Defect‐Induced Triple Synergistic Modulation of CuBi Clusters for Enhanced Urea Electrosynthesis

Electrochemical C-N coupling of CO₂ and NO₃ ^- is a promising green approach for synthesizing urea. However, achieving efficient C-N coupling remains challenging because of the kinetic mismatch between CO₂ and NO₃ ^- reduction. Stabilizing key N-containing intermediates to facilitate their coupling with C-containing intermediates is crucial for achieving high Faradaic efficiency. In this study, defect-rich CuBi clusters (D-CuBi) were synthesized, and the effects of the enhanced functionalities of the defects of D-CuBi on the performance of urea synthesis at different critical processes were systematically investigated.
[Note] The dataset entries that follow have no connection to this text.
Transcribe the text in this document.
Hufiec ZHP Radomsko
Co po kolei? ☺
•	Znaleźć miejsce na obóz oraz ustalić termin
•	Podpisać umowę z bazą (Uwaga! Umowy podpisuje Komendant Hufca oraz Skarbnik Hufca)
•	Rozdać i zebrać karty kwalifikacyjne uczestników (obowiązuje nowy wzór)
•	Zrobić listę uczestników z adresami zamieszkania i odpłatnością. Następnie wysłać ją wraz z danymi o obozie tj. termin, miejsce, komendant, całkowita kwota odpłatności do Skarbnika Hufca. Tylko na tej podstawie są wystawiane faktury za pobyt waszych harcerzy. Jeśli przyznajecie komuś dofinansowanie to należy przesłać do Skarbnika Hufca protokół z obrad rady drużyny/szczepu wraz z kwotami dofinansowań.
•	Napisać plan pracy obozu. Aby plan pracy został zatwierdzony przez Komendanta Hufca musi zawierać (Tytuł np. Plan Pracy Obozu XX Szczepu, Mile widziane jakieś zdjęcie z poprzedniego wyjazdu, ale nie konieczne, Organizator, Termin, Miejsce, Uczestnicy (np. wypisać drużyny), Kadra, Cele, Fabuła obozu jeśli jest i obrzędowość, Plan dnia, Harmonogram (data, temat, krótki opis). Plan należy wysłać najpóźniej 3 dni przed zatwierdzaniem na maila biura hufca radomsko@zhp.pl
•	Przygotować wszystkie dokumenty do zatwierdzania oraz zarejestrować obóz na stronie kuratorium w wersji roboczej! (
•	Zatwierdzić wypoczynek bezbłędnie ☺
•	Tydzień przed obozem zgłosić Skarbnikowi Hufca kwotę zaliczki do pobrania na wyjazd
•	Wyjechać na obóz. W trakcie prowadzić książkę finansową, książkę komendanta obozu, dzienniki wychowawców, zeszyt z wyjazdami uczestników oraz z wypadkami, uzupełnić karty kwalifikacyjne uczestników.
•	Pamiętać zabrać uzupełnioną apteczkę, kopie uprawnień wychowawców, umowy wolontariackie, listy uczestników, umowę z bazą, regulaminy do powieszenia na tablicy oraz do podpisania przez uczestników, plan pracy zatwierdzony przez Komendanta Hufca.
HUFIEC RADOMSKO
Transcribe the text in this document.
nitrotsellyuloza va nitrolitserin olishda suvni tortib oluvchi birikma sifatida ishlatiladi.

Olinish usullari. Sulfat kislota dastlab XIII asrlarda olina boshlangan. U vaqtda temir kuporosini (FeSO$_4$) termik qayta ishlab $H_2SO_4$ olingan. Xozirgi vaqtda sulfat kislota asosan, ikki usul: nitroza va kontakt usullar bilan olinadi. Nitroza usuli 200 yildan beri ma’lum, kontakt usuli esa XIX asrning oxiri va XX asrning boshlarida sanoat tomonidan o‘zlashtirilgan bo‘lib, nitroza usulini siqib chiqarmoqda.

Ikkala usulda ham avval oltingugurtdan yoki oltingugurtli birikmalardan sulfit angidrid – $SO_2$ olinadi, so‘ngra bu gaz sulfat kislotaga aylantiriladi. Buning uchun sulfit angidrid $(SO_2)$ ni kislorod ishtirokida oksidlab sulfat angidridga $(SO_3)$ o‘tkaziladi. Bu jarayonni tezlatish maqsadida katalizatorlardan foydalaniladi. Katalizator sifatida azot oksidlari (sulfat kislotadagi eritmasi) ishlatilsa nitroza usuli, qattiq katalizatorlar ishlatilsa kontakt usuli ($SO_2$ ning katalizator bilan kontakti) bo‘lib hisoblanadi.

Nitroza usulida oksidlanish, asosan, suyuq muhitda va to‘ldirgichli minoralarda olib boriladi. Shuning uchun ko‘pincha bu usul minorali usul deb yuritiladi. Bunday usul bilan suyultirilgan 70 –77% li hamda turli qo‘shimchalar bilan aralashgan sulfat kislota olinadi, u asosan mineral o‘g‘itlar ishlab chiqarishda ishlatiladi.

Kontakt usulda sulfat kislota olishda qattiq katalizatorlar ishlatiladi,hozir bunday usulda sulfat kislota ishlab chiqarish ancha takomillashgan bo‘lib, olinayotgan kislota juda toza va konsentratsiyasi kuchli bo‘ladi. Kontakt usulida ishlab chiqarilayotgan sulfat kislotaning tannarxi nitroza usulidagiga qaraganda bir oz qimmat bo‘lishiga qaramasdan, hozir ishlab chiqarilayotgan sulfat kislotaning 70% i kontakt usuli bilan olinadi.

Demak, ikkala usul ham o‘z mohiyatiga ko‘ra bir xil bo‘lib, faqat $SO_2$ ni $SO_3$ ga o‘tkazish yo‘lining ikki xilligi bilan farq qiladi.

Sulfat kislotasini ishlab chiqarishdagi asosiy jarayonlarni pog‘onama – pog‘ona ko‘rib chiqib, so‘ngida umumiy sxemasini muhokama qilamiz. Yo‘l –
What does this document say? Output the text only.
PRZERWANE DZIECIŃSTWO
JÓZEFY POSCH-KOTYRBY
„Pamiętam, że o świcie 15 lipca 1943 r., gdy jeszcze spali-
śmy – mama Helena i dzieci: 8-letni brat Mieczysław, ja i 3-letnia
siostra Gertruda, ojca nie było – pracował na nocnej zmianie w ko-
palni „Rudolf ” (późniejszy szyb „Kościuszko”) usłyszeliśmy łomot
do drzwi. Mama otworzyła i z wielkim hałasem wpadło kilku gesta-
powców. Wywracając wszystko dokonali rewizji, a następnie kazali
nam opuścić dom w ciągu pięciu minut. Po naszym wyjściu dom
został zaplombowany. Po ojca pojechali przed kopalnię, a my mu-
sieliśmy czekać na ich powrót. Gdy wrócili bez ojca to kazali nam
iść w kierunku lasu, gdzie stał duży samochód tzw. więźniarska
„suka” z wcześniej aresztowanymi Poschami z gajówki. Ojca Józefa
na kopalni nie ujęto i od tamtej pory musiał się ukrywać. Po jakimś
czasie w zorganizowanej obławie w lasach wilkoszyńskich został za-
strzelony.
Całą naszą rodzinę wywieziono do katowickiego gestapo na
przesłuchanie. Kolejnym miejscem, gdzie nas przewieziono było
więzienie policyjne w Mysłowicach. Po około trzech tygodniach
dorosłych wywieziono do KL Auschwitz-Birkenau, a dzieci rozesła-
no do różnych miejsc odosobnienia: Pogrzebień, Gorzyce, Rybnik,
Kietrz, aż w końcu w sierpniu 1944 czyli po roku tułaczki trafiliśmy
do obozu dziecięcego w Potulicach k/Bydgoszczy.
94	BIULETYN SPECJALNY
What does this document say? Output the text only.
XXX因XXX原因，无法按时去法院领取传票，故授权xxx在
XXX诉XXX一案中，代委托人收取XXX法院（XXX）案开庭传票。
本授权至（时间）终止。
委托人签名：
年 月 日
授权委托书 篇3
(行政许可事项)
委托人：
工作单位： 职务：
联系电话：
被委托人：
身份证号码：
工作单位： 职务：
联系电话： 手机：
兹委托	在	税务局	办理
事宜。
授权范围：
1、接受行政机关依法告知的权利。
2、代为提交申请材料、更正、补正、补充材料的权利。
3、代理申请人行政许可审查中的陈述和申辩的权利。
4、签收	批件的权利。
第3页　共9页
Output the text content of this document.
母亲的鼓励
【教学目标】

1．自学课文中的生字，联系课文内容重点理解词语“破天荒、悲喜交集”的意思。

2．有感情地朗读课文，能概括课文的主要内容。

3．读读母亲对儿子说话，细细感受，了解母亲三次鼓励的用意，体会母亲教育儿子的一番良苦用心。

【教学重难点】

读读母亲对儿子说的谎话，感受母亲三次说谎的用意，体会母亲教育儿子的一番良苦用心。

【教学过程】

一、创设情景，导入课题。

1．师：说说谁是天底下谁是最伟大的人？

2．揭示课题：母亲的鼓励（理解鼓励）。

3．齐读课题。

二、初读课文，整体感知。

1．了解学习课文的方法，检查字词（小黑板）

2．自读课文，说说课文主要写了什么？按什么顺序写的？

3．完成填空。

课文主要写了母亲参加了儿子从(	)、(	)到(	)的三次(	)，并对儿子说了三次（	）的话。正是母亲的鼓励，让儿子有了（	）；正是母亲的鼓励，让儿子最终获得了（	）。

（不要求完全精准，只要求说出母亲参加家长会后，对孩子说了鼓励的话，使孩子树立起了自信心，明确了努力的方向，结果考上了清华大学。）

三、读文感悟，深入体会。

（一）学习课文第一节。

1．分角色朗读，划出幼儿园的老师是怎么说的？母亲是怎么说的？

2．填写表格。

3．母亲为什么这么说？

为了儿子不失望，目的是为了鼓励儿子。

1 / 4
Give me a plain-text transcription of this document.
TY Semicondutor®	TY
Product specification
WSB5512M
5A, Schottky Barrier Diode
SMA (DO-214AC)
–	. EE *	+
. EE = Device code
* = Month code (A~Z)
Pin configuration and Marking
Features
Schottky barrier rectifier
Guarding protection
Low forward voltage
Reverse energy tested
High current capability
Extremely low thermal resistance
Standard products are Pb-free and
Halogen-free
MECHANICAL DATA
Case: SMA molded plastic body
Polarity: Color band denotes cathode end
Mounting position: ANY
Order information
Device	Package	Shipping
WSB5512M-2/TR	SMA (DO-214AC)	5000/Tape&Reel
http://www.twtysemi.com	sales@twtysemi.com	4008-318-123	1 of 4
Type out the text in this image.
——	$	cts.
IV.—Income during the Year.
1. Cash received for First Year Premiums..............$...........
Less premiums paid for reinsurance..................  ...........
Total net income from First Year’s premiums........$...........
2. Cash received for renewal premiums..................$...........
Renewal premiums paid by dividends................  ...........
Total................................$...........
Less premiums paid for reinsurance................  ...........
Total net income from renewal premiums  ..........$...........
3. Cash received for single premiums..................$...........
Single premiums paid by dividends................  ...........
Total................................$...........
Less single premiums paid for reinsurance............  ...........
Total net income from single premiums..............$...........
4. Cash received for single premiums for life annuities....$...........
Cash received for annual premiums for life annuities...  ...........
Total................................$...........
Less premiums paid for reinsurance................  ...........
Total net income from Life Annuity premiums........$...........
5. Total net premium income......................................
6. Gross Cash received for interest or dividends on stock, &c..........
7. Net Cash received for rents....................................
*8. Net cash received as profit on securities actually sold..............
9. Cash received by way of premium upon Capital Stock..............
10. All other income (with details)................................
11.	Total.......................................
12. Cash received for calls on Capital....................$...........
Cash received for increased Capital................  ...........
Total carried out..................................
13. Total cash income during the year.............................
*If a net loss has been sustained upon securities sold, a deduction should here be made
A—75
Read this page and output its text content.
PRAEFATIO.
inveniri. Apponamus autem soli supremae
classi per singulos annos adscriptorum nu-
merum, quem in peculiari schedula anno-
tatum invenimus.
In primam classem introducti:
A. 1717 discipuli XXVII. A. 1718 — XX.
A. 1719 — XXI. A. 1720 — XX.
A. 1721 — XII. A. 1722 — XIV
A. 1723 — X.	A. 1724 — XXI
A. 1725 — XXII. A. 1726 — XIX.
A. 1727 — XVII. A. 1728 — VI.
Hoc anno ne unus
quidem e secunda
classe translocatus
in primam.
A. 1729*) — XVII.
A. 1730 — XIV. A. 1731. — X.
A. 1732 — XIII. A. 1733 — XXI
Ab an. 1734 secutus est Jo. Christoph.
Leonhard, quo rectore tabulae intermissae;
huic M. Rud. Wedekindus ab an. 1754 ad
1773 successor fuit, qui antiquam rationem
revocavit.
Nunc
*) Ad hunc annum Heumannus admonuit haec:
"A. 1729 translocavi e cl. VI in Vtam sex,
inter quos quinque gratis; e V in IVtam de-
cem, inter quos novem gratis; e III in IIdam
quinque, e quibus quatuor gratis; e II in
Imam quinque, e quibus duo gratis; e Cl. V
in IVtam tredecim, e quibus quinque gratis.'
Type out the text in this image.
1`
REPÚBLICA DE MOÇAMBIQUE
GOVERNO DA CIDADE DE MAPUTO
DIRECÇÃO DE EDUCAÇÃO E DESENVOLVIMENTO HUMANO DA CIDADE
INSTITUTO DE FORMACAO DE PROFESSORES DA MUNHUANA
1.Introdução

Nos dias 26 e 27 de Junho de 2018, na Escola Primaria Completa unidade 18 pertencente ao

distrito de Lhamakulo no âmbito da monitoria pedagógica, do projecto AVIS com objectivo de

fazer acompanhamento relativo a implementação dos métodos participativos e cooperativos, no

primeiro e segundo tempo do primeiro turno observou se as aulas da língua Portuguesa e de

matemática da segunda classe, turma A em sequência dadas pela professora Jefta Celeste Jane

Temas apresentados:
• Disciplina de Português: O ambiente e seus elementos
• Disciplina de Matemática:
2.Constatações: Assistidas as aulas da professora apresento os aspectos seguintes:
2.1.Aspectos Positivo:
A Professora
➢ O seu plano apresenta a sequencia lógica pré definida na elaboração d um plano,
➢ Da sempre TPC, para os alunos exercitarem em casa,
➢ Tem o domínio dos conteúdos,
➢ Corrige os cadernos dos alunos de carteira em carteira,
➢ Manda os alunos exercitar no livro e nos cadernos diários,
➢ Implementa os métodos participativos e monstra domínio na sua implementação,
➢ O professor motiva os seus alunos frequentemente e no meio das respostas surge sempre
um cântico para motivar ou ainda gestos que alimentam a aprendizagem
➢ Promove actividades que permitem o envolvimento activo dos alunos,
Density functional theory calculations and in situ electrochemical spectroscopic analysis revealed that the defects in D-CuBi facilitated the adsorption of CO₂ and prevented the desorption of the key *NO₂ intermediate as NO₂ ^-. Moreover, these sites facilitated the adsorption of active water molecules, thereby accelerating the reaction kinetics for urea production. As a result, the D-CuBi catalyst achieved a remarkable urea Faradaic efficiency of 53.1% and a yield rate of 2.57 µmol h^-1 cm^-2 at -1.0 V vs. the reversible hydrogen electrode, representing an approximately tenfold enhancement over the intact CuBi. This work presents insight into urea electrosynthesis from CO₂ and NO₃ ^- through defect engineering.